Leave from hospital will enable work on warfare injuries



James Kelly, M.D., is on a leave of absence from the clinics of University of Colorado Hospital on the Anschutz Medical Campus and is now in Bethesda, Md., where he will help lead the fight against the signature injuries of modern American warfare.

Kelly is director of the National Intrepid Center of Excellence (NICoE) at the National Naval Medical Center, which works to diagnose and treat soldiers returning from Iraq and Afghanistan with traumatic brain injury and associated disorders, including post-traumatic stress disorder (PTSD).

“There’s essentially nothing equivalent to it in the country at any of the academic centers,” said Kelly, who was a professor of Neurosurgery and Physical Medicine and Rehabilitation at the School of Medicine.

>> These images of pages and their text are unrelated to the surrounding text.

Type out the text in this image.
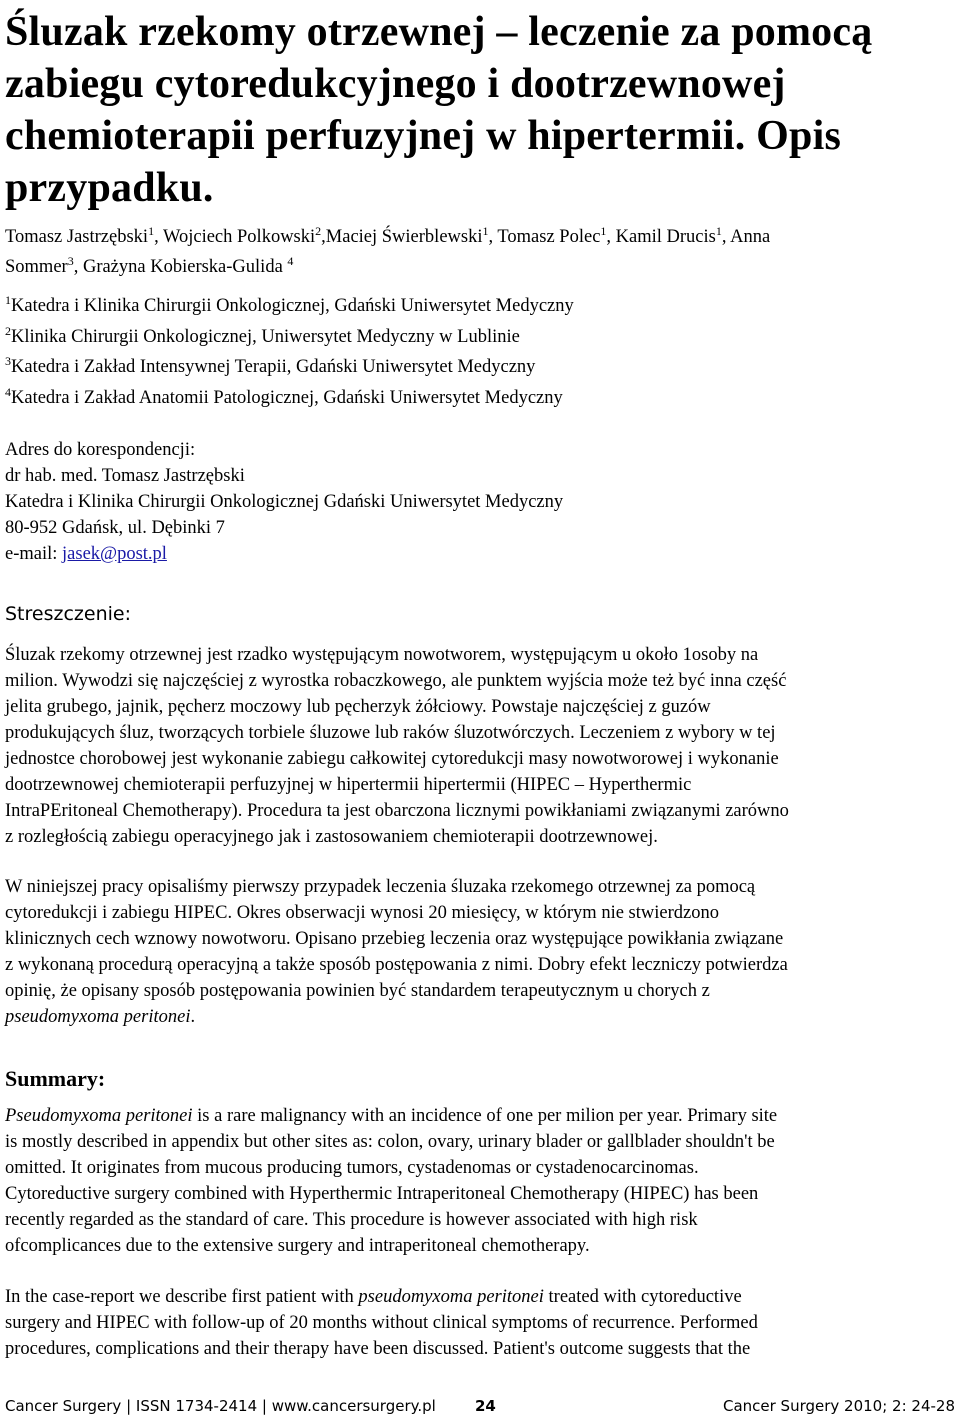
Śluzak rzekomy otrzewnej – leczenie za pomocą
zabiegu cytoredukcyjnego i dootrzewnowej
chemioterapii perfuzyjnej w hipertermii. Opis
przypadku.
Tomasz Jastrzębski$^1$, Wojciech Polkowski$^2$,Maciej Świerblewski$^1$, Tomasz Polec$^1$, Kamil Drucis$^1$, Anna
Sommer$^3$, Grażyna Kobierska-Gulida $^4$
$^1$Katedra i Klinika Chirurgii Onkologicznej, Gdański Uniwersytet Medyczny
$^2$Klinika Chirurgii Onkologicznej, Uniwersytet Medyczny w Lublinie
$^3$Katedra i Zakład Intensywnej Terapii, Gdański Uniwersytet Medyczny
$^4$Katedra i Zakład Anatomii Patologicznej, Gdański Uniwersytet Medyczny
Adres do korespondencji:
dr hab. med. Tomasz Jastrzębski
Katedra i Klinika Chirurgii Onkologicznej Gdański Uniwersytet Medyczny
80-952 Gdańsk, ul. Dębinki 7
e-mail: jasek@post.pl
Streszczenie:
Śluzak rzekomy otrzewnej jest rzadko występującym nowotworem, występującym u około 1osoby na
milion. Wywodzi się najczęściej z wyrostka robaczkowego, ale punktem wyjścia może też być inna część
jelita grubego, jajnik, pęcherz moczowy lub pęcherzyk żółciowy. Powstaje najczęściej z guzów
produkujących śluz, tworzących torbiele śluzowe lub raków śluzotwórczych. Leczeniem z wybory w tej
jednostce chorobowej jest wykonanie zabiegu całkowitej cytoredukcji masy nowotworowej i wykonanie
dootrzewnowej chemioterapii perfuzyjnej w hipertermii hipertermii (HIPEC – Hyperthermic
IntraPEritoneal Chemotherapy). Procedura ta jest obarczona licznymi powikłaniami związanymi zarówno
z rozległością zabiegu operacyjnego jak i zastosowaniem chemioterapii dootrzewnowej.
W niniejszej pracy opisaliśmy pierwszy przypadek leczenia śluzaka rzekomego otrzewnej za pomocą
cytoredukcji i zabiegu HIPEC. Okres obserwacji wynosi 20 miesięcy, w którym nie stwierdzono
klinicznych cech wznowy nowotworu. Opisano przebieg leczenia oraz występujące powikłania związane
z wykonaną procedurą operacyjną a także sposób postępowania z nimi. Dobry efekt leczniczy potwierdza
opinię, że opisany sposób postępowania powinien być standardem terapeutycznym u chorych z
pseudomyxoma peritonei.
Summary:
Pseudomyxoma peritonei is a rare malignancy with an incidence of one per milion per year. Primary site
is mostly described in appendix but other sites as: colon, ovary, urinary blader or gallblader shouldn't be
omitted. It originates from mucous producing tumors, cystadenomas or cystadenocarcinomas.
Cytoreductive surgery combined with Hyperthermic Intraperitoneal Chemotherapy (HIPEC) has been
recently regarded as the standard of care. This procedure is however associated with high risk
ofcomplicances due to the extensive surgery and intraperitoneal chemotherapy.
In the case-report we describe first patient with pseudomyxoma peritonei treated with cytoreductive
surgery and HIPEC with follow-up of 20 months without clinical symptoms of recurrence. Performed
procedures, complications and their therapy have been discussed. Patient's outcome suggests that the
Cancer Surgery | ISSN 1734-2414 | www.cancersurgery.pl	24	Cancer Surgery 2010; 2: 24-28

He’s a top concussion expert, a former neurologist for the NFL’s Chicago Bears and co-author of the sports concussion guidelines of the American Academy of Neurology.

He was asked to lead the nascent NICoE in 2008, just after becoming the first chairman of the Defense Health Board’s Traumatic Brain Injury External Advisory Subcommittee for Military Clinical Care, Research and Education.

The patients who began arriving at the center from the front lines eight months ago face much steeper challenges than dinged linebackers do, though.

“It’s not just TBI (traumatic brain injury). These people come back with a combination of concussion and stress reaction, sleep disturbance, substance abuse and chronic pain,” Kelly said. “They’re coming back with problems we’ve never even seen before.”

Athletes with concussions don’t suffer from PTSD or emotional trauma, Kelly said. They usually just want to get back on the field. “It’s completely different when you’re blasted into a building and your buddy’s blown to pieces,” he said.

A 2008 Rand Corporation Study, “Invisible Wounds of War,” estimated that, of the 1.64 million service members deployed in Iraq or Afghanistan through October 2007, roughly 320,000 had suffered a TBI, and 300,000 were suffering from PTSD. Treating TBI alone was costing the military between $600 and $900 million a year, the study estimated.